Conservative commentators, just coming to grips with the fact that Obama’s the likely nominee, have begun digging beyond what The Wall Street Journal’s Daniel Henninger calls “the insanely eloquent” quality of the phenom’s “Yes, we can!” rhetoric. Last week, addressing not only the adoring masses of Democrats but grudgingly admiring Republicans, Henninger wrote: “Unhinge yourself from the mesmerizing voice. What one hears is a message that is largely negative, illustrated with anecdotes of unremitting bleakness. Heavy with class warfare [his speeches] could have been delivered in 1968, or even 1928.”

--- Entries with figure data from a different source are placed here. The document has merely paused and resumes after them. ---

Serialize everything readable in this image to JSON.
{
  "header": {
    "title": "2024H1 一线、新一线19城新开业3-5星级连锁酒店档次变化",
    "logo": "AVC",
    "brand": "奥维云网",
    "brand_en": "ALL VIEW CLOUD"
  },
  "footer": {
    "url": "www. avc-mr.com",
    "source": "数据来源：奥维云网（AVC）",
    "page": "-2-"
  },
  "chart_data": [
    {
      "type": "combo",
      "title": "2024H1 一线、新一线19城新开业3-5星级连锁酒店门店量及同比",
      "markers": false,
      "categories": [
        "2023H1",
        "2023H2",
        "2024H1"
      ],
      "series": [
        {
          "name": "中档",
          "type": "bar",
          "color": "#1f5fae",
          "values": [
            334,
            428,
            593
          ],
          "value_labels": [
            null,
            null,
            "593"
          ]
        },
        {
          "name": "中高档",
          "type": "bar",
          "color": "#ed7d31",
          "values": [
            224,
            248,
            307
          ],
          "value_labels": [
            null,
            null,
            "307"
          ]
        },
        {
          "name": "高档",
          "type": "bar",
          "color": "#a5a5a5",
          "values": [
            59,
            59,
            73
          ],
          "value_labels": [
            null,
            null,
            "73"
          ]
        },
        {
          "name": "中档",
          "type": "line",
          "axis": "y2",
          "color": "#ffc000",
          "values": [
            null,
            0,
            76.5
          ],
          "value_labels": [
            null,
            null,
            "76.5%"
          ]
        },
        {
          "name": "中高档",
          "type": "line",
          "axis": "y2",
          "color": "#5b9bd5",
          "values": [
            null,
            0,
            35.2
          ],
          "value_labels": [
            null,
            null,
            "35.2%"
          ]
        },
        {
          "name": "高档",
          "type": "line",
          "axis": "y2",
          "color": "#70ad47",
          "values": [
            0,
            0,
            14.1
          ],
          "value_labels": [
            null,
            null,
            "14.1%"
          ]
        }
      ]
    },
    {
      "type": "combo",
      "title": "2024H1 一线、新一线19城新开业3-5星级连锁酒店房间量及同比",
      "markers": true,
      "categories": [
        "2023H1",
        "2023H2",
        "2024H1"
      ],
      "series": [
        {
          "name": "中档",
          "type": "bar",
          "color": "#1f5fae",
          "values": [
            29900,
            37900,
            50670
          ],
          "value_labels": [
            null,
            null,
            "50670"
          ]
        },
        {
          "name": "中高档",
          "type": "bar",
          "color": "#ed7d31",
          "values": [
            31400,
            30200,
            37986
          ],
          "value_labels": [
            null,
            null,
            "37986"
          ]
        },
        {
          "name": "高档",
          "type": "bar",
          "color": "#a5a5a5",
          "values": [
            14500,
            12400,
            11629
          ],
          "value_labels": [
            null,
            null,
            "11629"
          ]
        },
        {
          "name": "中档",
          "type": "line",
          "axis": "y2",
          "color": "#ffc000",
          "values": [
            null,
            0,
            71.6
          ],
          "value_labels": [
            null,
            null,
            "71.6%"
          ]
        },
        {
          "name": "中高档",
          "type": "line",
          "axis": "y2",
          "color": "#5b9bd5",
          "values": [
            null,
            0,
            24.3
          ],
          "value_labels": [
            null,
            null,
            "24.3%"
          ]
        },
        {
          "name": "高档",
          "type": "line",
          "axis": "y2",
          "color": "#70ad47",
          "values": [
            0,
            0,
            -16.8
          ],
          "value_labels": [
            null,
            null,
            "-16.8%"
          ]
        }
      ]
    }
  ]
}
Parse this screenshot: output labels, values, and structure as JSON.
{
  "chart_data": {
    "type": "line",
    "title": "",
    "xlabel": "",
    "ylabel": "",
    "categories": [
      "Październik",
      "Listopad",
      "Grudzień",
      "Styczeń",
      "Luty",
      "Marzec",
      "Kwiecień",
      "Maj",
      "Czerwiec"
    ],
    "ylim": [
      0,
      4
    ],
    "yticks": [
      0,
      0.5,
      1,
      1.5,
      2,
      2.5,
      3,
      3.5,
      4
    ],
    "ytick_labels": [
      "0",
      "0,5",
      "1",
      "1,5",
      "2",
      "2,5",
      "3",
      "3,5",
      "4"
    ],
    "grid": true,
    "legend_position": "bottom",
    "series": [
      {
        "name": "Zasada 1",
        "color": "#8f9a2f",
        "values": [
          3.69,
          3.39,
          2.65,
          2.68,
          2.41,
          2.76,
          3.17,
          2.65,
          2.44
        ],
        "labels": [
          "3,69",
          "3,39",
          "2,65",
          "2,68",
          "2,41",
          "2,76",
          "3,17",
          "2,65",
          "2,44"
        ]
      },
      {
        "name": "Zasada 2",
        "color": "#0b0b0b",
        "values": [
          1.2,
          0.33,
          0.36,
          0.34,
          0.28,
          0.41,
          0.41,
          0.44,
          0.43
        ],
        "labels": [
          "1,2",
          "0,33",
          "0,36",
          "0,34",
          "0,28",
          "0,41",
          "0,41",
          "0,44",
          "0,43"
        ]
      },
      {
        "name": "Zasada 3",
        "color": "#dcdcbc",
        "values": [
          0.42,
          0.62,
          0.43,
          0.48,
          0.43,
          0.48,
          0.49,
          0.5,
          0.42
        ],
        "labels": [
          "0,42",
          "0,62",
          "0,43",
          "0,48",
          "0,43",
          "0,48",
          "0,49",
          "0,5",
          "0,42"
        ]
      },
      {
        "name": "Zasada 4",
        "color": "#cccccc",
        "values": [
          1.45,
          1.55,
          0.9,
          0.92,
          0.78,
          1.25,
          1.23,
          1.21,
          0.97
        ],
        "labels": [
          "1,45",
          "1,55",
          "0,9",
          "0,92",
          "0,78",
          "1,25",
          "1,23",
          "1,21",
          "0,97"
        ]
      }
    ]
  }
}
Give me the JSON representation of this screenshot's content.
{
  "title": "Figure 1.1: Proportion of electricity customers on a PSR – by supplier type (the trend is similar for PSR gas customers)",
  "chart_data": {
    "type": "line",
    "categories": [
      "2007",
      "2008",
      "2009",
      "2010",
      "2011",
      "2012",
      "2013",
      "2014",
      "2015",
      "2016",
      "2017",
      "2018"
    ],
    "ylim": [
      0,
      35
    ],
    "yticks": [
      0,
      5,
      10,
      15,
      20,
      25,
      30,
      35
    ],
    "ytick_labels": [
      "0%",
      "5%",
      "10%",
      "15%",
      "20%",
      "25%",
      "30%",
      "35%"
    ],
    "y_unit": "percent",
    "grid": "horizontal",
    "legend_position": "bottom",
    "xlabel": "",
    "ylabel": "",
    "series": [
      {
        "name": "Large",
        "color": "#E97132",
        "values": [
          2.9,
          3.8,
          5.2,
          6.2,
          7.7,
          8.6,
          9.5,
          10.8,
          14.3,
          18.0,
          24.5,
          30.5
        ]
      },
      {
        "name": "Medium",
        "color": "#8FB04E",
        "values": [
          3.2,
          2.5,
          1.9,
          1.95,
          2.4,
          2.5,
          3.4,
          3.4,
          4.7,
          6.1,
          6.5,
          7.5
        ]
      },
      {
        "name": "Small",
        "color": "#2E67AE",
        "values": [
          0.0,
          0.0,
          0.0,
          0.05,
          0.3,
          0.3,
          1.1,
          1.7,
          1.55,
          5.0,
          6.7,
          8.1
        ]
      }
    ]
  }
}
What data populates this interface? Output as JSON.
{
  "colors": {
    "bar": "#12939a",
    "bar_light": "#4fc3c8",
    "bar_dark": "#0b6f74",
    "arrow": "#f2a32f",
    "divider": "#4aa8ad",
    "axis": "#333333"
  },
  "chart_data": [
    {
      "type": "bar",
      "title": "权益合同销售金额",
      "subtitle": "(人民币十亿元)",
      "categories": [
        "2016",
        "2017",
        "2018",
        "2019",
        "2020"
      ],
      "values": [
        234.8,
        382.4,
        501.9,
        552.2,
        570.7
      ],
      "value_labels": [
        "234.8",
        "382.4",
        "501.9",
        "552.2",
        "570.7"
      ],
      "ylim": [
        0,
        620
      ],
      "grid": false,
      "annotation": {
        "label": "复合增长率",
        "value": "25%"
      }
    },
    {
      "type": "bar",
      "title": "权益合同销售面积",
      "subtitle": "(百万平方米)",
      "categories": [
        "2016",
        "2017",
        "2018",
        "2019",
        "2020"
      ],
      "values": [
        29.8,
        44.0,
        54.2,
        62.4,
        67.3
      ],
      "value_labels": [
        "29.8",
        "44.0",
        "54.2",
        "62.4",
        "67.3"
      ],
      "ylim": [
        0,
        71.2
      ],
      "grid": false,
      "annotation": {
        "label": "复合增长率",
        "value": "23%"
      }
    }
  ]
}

Such an opinion is not unexpected and makes sense to someone like me. What’s far more interesting, however, is the divide between liberals who certainly agree that George Bush’s tenure was a disaster but snipe at each other about the Democratic candidates. James Wolcott, for example, vented on his Feb. 6 Vanity Fair blog that he voted for Clinton in the New York primary because he’s not a “narcissist” and doesn’t expect politicians to nourish him with “transcendence and self-certification.” Then the shiv comes out: “I don’t accept being lectured or morally browbeaten into voting for one candidate over another in order to prove my virtuous intent and appease Kurt Andersen’s peculiar, posturing racial anxieties.” A few days later, Wolcott strains credulity—at least by my reckoning—that Obama would be a weaker opponent for McCain because he’d be unable to counter the Republican bag of dirty tricks as well as Hillary could.
At The New Republic, graybeard Leon Wieseltier counters the Obama swoon expressed by younger journalists by saying, “My problem is that Obama’s declarations in matters of foreign policy and national security have a certain homeopathic quality. He seems averse to the hurtful, expensive, traditional, unedifying stuff.”
The Times’ Paul Krugman is of another species altogether, bitching about the “venom” aimed at Clinton by Obama supporters. He worries, ostensibly, that Democrats in this primary race are turning into Democrats. Frankly, I think Krugman fears an Obama presidency for the simple reason that after seven years of excoriating Bush and his “cronies,” he’d be forced to dial down the vitriol in his op-ed columns. He might, perish the thought, be forced to write about economics.
As someone who doesn’t care for Rush Limbaugh, Sean Hannity or any number of nutty preachers who berate McCain for not being conservative enough—as opposed to Obama and Clinton—I find it refreshing that the Democratic intelligentsia is engaging in similar battle over purity. The uglier the better.